イチゴの表面はニスで塗ったみたいにキラキラとしている。その下にドロドロにぬるくなったクリームがあり、それを細く砕けたタルト生地がトッピングしていた。もはや全然美味しそうに見えない。

「…知りたい。もし、今の話が本当だったとして、それで先生が元気無いなら全部聞きたい」
「……そうか。…でも、生徒に個人的なことは話せない。俺の個人的な…些細なこと」
「もう俺、高校生じゃないってば。それ言ったら、先生ここに来てることもアウトじゃん。…俺、先生に責任取ってほしいとか思ってないよ。でも、先生いっつも元気ないから、その理由だけはどうしても知りたい」

俺は食い気味に遮った。

「…お前、なんで、そこまで」
「…だって、先生もそうだったじゃん」

先生は悪い顔色のまま真っ直ぐ俺の目を見ていた。パチパチと瞬きをするたびに長いまつ毛が上下に動いた。
タルトの甘ったるい匂いとほのかな熱気が部屋中に充満している。柔らかめのクリームはどんどん溶けていっている。

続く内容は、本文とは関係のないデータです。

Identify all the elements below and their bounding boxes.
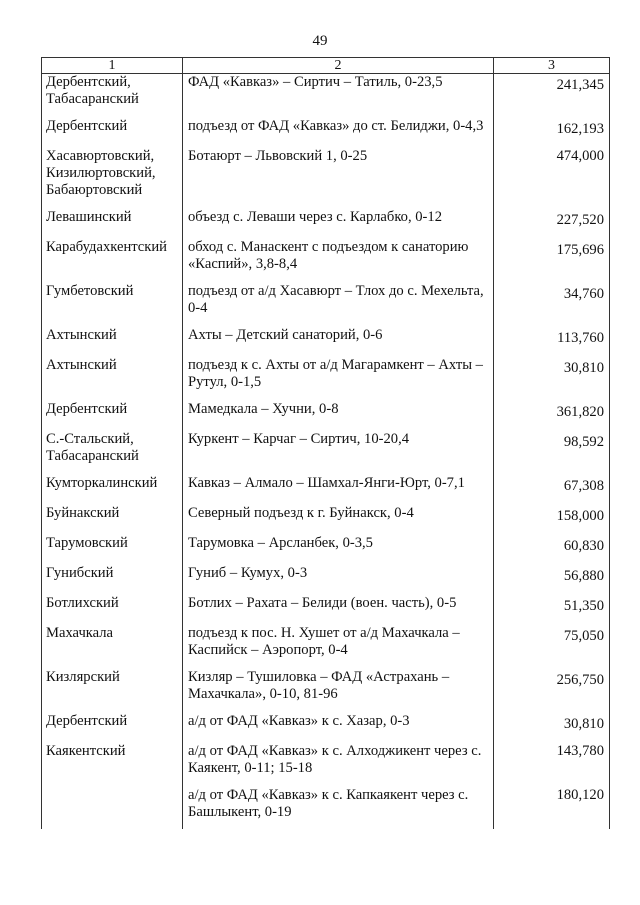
table-row [42,565,610,595]
table-row [42,118,610,148]
table-row [42,743,610,787]
table-row [42,239,610,283]
value-cell: 51,350 [494,595,610,625]
district-cell: Кизлярский [42,669,183,713]
district-cell: Дербентский, Табасаранский [42,74,183,119]
value-cell: 60,830 [494,535,610,565]
value-cell: 158,000 [494,505,610,535]
district-cell: Кумторкалинский [42,475,183,505]
value-cell: 56,880 [494,565,610,595]
road-cell: Кизляр – Тушиловка – ФАД «Астрахань – Махачкала», 0-10, 81-96 [183,669,494,713]
value-cell: 113,760 [494,327,610,357]
road-cell: обход с. Манаскент с подъездом к санаторию «Каспий», 3,8-8,4 [183,239,494,283]
road-cell: а/д от ФАД «Кавказ» к с. Алходжикент через с. Каякент, 0-11; 15-18 [183,743,494,787]
table-row [42,357,610,401]
district-cell: Дербентский [42,713,183,743]
district-cell: Махачкала [42,625,183,669]
district-cell: Тарумовский [42,535,183,565]
district-cell: Карабудахкентский [42,239,183,283]
value-cell: 143,780 [494,743,610,787]
table-row [42,148,610,209]
road-cell: Ботаюрт – Львовский 1, 0-25 [183,148,494,209]
road-cell: Кавказ – Алмало – Шамхал-Янги-Юрт, 0-7,1 [183,475,494,505]
value-cell: 175,696 [494,239,610,283]
district-cell [42,787,183,829]
road-cell: подъезд к пос. Н. Хушет от а/д Махачкала – Каспийск – Аэропорт, 0-4 [183,625,494,669]
value-cell: 256,750 [494,669,610,713]
value-cell: 227,520 [494,209,610,239]
road-cell: объезд с. Леваши через с. Карлабко, 0-12 [183,209,494,239]
table-row [42,595,610,625]
value-cell: 474,000 [494,148,610,209]
value-cell: 162,193 [494,118,610,148]
table-row [42,505,610,535]
district-cell: Ахтынский [42,327,183,357]
column-header-3: 3 [494,58,610,74]
road-cell: подъезд к с. Ахты от а/д Магарамкент – Ахты – Рутул, 0-1,5 [183,357,494,401]
road-cell: Северный подъезд к г. Буйнакск, 0-4 [183,505,494,535]
road-cell: Ботлих – Рахата – Белиди (воен. часть), 0-5 [183,595,494,625]
road-cell: а/д от ФАД «Кавказ» к с. Капкаякент через с. Башлыкент, 0-19 [183,787,494,829]
value-cell: 30,810 [494,357,610,401]
value-cell: 98,592 [494,431,610,475]
road-cell: Гуниб – Кумух, 0-3 [183,565,494,595]
road-cell: подъезд от ФАД «Кавказ» до ст. Белиджи, 0-4,3 [183,118,494,148]
value-cell: 361,820 [494,401,610,431]
page-number: 49 [312,33,328,49]
road-cell: подъезд от а/д Хасавюрт – Тлох до с. Мехельта, 0-4 [183,283,494,327]
district-cell: С.-Стальский, Табасаранский [42,431,183,475]
column-header-2: 2 [183,58,494,74]
district-cell: Каякентский [42,743,183,787]
district-cell: Гумбетовский [42,283,183,327]
table-row [42,625,610,669]
column-header-1: 1 [42,58,183,74]
table-header-row [42,58,610,74]
value-cell: 180,120 [494,787,610,829]
table-row [42,209,610,239]
road-cell: ФАД «Кавказ» – Сиртич – Татиль, 0-23,5 [183,74,494,119]
road-cell: Куркент – Карчаг – Сиртич, 10-20,4 [183,431,494,475]
district-cell: Гунибский [42,565,183,595]
value-cell: 67,308 [494,475,610,505]
table-row [42,431,610,475]
road-cell: Мамедкала – Хучни, 0-8 [183,401,494,431]
district-cell: Хасавюртовский, Кизилюртовский, Бабаюртовский [42,148,183,209]
road-cell: а/д от ФАД «Кавказ» к с. Хазар, 0-3 [183,713,494,743]
value-cell: 241,345 [494,74,610,119]
district-cell: Ботлихский [42,595,183,625]
district-cell: Левашинский [42,209,183,239]
table-row [42,787,610,829]
district-cell: Буйнакский [42,505,183,535]
value-cell: 30,810 [494,713,610,743]
table-row [42,74,610,119]
table-row [42,283,610,327]
district-cell: Дербентский [42,118,183,148]
table-row [42,713,610,743]
district-cell: Ахтынский [42,357,183,401]
table-row [42,475,610,505]
road-cell: Тарумовка – Арсланбек, 0-3,5 [183,535,494,565]
table-row [42,401,610,431]
table-row [42,669,610,713]
district-cell: Дербентский [42,401,183,431]
table-row [42,535,610,565]
table-row [42,327,610,357]
roads-table [41,57,610,829]
road-cell: Ахты – Детский санаторий, 0-6 [183,327,494,357]
value-cell: 34,760 [494,283,610,327]
value-cell: 75,050 [494,625,610,669]
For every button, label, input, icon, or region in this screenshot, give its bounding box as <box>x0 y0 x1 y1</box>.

「先生、いつも俺らに本気でぶつかってきてたじゃん。親がモンペで学校中でやべえって有名な奴でも、表では上手いことやってコソコソ人虐めてるような奴でも、絶対妥協しないで一人でいつも向き合ってたじゃん。俺、先生みたいな大人になりたいって本気で思ったよ」
「…俺は、教職を続けることが出来なかった。…高瀬が言うような奴じゃない、俺は」
「…俺、本気で人と向き合おうって思ったの先生が初めてだから、先生も逃げないでよ。先生がこのまま帰ったら俺ずっと辛いままだよ…」

先生は今にも吐きそうな顔をしていた。
一体何が先生にこんな顔をさせているんだろう。もしかしたら、俺がしてることも先生を追い詰めることになっているのかもしれない。
…やっぱりわかんねーって思う。本気で人にぶつかったとしても、先生みたいに出来ているのかが自分ではわからない。

先生に何か言って欲しかった。
「迷惑」だとか「黙れ」とか罵倒でもいい、なんでもよかった。
たぶん、先生はイチゴやタルトの贈り物を邪険に扱われた時も、色んな言葉を飲み込んで持ち帰って来ただろうから、せめてここでは思ったことを言って欲しかった。





「……お前、両親のことは何て呼んでる?」
「いや、べつに、フツーにオヤジ、オフクロだけど…」

というか、実際は「ねえ」とか「ちょっと」って呼んでるけど。あくまでも家から出た時の呼び方。
俺はなんで先生が急にそんなことを言ったのかよくわからなかった。
先生は無駄なことを嫌うタイプだから、ただ単に話を終わらせたいから全く関係ない話を振った、とかそういうふうには思えなかった。この質問には必ず意味がある。

「…俺は、お母さんと呼んでる」

だから?って感じだった。
俺は早く話の続きをしてほしかったから、急かすように「先生」と呼んでしまった。
先生は、全く俺の方を見なかった。ただ俯いて今にも消えそうな小さな声で呟いた。

「…おかあさん」

たった5文字なのに、こんなにもその言葉を苦しそうに口にする人を俺は初めて見た。
先生が言うと、まがまがしい呪文みたいだった。言わないと酷い目に合わされるから声を震わせて一音一音確かめるように口にしているけど、そうする度に先生の心が邪悪なものに蝕まていく。そんな印象を持った。


そして先生は深くため息をつき、少し間を置いた後、「おかあさん」について、重々しい口調で語り始めた。